Entretanto, permanece o grave problema de conjugar liberdade de imprensa com o respeito e observação a direitos que a própria Constituição, no artigo 220, parágrafo 1º, entendeu por bem ressalvar. Além disso, a memória de casos flagrantes de violação à imagem, à intimidade e à honra das pessoas, por parte da imprensa, nos dá a certeza de que essa preocupação tem inequívoco interesse prático. Sob a escusa de uma liberdade de imprensa sem contrastes, a sociedade brasileira tem hoje que conviver envergonhada com casos famosos de espetacularização da notícia, de denuncismo irresponsável e de sensacionalismo vazio, a exemplo das denúncias criminosas de abuso sexual na Escola Base, da incriminação dos “assassinos” do Bar Bodega e do sequestro da menina Eloá.

Nada obstante, como todos sabem, o Supremo Tribunal Federal, ao declarar a incompatibilidade da antiga Lei de Imprensa — a Lei 5.250/1967 — com a atual ordem constitucional, optou — ao meu sentir, corretamente — por uma hermenêutica que radicaliza ao máximo a ideia de que o Estado Democrático de Direito só pode sustentar-se na mais ampla liberdade de expressão e na livre circulação de ideias entre os seus cidadãos. Com efeito, a Democracia pressupõe não apenas cidadãos livres, mas, antes e sobretudo, cidadãos bem informados, que possam participar, com responsabilidade, do processo de formação soberana da vontade política do Estado. Contudo, mesmo a Suprema Corte, ao professar a sua fé inabalável na importância da liberdade de expressão, de imprensa, criação e de informação, não deixou de reconhecer que também esses direitos fundamentais, a princípio, incontrastáveis por quaisquer outros interesses, encontravam limites na própria Constituição (extrato da ADPF 130): “O art. 220 da Constituição radicaliza e alarga o regime de plena liberdade de atuação da imprensa, porquanto fala: a) que os mencionados direitos de personalidade (liberdade de pensamento, criação, expressão e informação) estão a salvo de qualquer restrição em seu exercício, seja qual for o suporte físico ou tecnológico de sua veiculação; b) que tal exercício não se sujeita a outras disposições que não sejam as figurantes dela própria, Constituição[1]”.

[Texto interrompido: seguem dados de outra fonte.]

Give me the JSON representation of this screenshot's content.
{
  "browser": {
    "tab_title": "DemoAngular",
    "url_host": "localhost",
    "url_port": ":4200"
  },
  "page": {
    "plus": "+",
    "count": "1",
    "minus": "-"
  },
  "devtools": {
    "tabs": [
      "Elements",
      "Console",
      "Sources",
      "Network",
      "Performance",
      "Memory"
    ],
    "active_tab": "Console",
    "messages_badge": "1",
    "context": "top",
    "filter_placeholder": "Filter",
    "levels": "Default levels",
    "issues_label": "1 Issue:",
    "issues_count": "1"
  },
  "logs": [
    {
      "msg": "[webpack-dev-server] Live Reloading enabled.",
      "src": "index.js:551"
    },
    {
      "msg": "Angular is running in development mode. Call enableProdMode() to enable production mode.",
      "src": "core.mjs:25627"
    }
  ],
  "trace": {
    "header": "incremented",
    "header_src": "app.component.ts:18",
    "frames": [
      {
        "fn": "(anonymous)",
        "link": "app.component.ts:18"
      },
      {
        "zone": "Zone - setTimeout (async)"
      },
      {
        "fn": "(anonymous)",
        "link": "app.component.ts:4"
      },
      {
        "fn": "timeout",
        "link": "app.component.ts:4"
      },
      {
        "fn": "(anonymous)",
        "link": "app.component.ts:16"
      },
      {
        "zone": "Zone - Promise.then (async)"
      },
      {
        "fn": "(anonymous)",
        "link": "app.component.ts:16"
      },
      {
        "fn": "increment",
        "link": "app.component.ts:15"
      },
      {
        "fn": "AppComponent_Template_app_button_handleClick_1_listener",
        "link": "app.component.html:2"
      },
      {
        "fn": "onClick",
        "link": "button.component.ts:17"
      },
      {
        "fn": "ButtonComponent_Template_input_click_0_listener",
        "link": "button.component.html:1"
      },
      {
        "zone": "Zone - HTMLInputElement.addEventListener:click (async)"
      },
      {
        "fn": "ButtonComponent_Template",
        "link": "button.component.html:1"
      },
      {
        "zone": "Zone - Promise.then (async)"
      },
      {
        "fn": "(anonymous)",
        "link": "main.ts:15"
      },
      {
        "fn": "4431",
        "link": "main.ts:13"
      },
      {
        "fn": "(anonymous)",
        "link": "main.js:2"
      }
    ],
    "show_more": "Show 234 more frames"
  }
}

A própria Constituição, como não podia deixar de reconhecer o Supremo, no regime de liberdade de imprensa e de expressão que instaura em nosso país, um dos mais amplos do mundo, ressalva o respeito a outros bens também protegidos constitucionalmente (cito): “(…) O art. 220 é de instantânea observância quanto ao desfrute das liberdades de pensamento, criação, expressão e informação que, de alguma forma, se veiculem pelos órgãos de comunicação social. Isto sem prejuízo da aplicabilidade dos seguintes incisos do art. 5º da mesma CF: vedação do anonimato (parte final do inciso IV); do direito de resposta (inciso V); direito a indenização por dano material ou moral à intimidade, à vida privada, à honra e à imagem das pessoas (inciso X); livre exercício de qualquer trabalho, ofício ou profissão, atendidas as qualificações profissionais que a lei estabelecer (inciso XIII); direito ao resguardo do sigilo da fonte de informação, quando necessário ao exercício profissional (inciso XIV) [2]”.

Isso considerado, na sequência das discussões em que se considerou a antiga Lei de Imprensa totalmente não recepcionada pela nova ordem constitucional, não é segredo que alguns ministros — Gilmar Mendes, Ellen Gracie (aposentada) e Joaquim Barbosa — manifestaram a convicção de que o melhor seria a declaração de parcial procedência do pedido, protegendo o cidadão quanto àqueles direitos que a própria Constituição põe a salvo de eventuais abusos pelo exercício da liberdade de expressão. De fato, a Constituição, como não deixara de reconhecer o Supremo, no artigo 220, parágrafo 1º, ao proteger a liberdade de informação jornalística, ressalvou expressamente que se deve observar o artigo 5º, incisos IV, V, X, XIII e XIV.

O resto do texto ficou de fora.